What’s Wrong With Daylighting? Where It Goes Wrong and How Users Respond to Failure
Prasad Vaidya, Tom McDougall, Jason Steinbock, Jim Douglas, David Eijadi | 2004
Daylighting, hailed as a cornerstone of sustainable design of buildings, has the potential to reduce lighting energy which can be 40% or more of the energy cost of a commercial building. We find that daylighting control systems often do not provide the expected energy savings. In the construction industry which is very risk averse, even limited failures can dramatically slow the advance of valid technologies. There are numerous reasons for failure. Natural light sources are complex and vary through the day and year, implementation requires coordination between different building design and construction trades, the documentation and specification of the controls equipment is often inadequate, and calibration after installation is rarely done well and can be confusing and time consuming.

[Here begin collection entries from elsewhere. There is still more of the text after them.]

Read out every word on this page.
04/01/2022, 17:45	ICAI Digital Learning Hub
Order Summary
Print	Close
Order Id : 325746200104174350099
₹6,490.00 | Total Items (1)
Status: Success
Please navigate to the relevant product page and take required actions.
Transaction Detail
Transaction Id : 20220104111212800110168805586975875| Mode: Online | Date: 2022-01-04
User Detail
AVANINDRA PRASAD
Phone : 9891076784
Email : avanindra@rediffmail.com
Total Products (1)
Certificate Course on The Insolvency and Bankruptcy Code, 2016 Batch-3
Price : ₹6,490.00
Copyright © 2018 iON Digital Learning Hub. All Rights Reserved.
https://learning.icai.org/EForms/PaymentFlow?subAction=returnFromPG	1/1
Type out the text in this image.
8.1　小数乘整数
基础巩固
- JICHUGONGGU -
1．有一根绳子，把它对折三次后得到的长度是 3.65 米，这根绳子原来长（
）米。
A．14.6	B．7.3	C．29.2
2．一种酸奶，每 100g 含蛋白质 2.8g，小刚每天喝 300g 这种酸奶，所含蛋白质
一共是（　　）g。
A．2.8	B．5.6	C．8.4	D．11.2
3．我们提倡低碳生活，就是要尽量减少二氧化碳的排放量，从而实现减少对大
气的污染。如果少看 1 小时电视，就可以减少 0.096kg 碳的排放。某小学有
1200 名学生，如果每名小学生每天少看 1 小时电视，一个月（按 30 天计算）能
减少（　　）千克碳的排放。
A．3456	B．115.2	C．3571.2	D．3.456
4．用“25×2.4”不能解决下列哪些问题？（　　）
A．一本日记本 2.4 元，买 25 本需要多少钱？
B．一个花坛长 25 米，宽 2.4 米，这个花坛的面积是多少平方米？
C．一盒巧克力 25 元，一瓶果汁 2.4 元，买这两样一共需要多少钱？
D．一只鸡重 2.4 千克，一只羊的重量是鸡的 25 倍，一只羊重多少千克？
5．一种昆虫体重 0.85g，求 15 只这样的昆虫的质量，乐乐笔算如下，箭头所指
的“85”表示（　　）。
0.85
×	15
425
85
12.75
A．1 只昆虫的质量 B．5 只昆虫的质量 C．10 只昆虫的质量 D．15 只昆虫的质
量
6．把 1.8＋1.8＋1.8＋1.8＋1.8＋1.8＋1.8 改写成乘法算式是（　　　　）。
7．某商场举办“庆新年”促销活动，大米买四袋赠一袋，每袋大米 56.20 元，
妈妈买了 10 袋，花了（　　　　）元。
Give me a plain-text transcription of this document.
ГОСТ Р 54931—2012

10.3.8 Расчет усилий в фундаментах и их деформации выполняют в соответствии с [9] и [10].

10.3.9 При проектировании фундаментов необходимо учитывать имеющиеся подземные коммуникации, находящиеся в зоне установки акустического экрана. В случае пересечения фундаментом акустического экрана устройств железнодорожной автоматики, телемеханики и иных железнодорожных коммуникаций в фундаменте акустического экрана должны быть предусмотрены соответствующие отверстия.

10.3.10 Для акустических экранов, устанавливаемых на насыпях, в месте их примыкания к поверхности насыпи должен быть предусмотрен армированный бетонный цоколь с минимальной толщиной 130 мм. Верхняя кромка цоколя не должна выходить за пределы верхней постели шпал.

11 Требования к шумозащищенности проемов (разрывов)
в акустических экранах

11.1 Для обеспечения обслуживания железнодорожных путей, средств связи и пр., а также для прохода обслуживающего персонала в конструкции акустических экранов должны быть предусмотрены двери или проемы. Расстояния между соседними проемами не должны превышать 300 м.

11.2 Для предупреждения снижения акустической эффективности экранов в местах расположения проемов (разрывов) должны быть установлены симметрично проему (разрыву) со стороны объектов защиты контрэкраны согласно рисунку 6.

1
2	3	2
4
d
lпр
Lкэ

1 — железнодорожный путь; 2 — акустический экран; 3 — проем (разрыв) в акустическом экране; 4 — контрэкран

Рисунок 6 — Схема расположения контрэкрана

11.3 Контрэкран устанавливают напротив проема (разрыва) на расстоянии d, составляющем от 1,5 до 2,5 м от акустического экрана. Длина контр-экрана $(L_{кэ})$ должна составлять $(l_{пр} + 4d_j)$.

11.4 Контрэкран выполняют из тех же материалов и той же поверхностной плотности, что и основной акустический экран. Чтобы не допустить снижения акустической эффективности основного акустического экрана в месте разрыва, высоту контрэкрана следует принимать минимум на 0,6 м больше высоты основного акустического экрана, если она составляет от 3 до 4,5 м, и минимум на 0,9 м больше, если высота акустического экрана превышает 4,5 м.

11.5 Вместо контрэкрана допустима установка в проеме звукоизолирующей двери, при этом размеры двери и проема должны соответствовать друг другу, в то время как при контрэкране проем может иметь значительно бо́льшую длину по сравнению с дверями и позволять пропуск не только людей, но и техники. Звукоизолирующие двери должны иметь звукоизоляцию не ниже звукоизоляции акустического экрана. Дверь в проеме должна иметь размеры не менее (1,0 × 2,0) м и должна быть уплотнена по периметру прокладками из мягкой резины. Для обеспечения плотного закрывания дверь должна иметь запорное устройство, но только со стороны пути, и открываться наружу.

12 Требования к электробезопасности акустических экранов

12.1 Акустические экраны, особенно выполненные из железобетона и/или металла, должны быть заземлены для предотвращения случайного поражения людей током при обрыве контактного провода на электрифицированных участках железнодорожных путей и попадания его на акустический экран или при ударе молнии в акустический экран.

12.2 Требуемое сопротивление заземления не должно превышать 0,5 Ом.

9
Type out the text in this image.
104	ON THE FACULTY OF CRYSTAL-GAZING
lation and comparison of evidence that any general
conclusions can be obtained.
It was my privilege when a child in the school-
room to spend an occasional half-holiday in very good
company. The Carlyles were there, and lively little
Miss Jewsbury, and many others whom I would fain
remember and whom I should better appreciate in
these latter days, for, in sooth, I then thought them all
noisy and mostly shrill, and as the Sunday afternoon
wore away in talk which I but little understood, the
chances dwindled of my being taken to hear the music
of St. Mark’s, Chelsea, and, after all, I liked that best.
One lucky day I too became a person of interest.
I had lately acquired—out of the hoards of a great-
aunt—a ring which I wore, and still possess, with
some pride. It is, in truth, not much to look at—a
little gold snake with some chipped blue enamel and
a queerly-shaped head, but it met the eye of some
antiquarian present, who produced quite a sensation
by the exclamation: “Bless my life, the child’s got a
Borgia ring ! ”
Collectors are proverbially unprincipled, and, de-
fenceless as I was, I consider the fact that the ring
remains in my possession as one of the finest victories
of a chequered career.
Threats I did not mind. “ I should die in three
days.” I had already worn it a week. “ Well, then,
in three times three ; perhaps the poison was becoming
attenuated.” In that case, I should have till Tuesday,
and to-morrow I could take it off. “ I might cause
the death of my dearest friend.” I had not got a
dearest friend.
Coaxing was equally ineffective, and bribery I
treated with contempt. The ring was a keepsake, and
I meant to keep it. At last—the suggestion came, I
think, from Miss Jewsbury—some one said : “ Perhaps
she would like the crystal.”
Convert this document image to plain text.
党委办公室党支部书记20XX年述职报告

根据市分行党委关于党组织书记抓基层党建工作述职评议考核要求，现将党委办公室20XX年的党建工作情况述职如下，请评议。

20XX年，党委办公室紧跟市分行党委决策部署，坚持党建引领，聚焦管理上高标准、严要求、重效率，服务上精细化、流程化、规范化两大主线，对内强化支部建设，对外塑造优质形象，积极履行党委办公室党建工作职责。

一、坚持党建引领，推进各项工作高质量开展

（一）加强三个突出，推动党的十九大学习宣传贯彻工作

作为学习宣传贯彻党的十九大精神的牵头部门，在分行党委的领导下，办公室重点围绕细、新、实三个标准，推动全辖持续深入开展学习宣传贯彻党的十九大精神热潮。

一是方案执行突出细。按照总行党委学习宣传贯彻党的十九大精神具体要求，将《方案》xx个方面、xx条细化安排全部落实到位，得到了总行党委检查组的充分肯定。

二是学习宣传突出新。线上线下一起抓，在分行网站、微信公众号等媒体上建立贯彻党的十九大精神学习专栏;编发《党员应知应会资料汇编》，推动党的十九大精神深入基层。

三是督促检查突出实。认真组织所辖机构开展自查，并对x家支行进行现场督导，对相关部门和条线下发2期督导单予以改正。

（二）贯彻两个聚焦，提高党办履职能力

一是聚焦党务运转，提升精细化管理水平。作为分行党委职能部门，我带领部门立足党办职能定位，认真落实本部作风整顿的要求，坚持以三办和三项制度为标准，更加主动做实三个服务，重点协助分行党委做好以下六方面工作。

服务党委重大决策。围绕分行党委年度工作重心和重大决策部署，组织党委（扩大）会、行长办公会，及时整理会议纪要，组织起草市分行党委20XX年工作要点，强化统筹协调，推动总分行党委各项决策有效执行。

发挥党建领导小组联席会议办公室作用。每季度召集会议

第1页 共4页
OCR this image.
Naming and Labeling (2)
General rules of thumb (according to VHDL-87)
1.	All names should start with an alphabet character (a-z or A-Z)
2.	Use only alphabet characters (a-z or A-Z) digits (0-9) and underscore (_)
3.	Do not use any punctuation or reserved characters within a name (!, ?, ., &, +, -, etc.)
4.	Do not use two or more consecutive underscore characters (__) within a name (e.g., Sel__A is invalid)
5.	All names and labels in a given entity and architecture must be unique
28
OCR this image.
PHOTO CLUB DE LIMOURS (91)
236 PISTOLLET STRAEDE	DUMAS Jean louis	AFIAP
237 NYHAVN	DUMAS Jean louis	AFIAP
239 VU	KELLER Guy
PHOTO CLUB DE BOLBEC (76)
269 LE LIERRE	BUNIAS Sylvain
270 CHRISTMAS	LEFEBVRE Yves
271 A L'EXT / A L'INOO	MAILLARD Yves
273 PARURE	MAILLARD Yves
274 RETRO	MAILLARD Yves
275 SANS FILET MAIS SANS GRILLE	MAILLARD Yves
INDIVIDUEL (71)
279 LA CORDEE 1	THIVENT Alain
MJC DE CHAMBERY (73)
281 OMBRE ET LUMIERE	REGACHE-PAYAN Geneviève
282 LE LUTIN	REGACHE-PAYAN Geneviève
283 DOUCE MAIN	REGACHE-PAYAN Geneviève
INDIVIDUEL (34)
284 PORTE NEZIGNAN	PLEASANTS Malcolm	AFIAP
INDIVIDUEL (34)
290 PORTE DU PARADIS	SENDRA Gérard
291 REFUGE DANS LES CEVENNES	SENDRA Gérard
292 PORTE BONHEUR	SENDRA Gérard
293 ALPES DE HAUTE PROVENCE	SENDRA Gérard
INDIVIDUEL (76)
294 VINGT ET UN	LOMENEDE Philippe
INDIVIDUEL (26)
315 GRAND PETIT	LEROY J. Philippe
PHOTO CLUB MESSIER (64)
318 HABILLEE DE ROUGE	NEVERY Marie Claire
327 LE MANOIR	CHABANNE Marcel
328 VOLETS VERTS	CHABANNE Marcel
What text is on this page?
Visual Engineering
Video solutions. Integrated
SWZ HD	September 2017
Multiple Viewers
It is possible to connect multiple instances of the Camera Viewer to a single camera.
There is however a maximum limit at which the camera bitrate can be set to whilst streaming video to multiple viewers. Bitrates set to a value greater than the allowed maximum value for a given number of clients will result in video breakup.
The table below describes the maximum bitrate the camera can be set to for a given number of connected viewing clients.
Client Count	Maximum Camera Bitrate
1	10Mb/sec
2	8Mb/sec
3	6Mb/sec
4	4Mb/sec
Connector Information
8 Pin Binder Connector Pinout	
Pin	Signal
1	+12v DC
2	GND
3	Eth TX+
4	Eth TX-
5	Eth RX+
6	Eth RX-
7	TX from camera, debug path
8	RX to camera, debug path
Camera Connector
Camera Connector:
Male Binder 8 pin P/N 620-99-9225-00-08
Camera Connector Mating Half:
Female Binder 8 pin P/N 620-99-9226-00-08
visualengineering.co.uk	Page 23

In this paper, we provide eight case studies as representative examples where daylighting systems did not meet expectations and describe how users reacted to different types of failure and how they cope with what appears to be a failed daylighting system. We further propose a method for failure analysis, identify four modes of failure, and provide a template for each mode for easier problem resolution in future. We discuss how decisions are made and documented in the development of daylighting systems in typical commercial buildings. We describe the state of expertise of the trades involved in delivering daylighting systems in commercial buildings.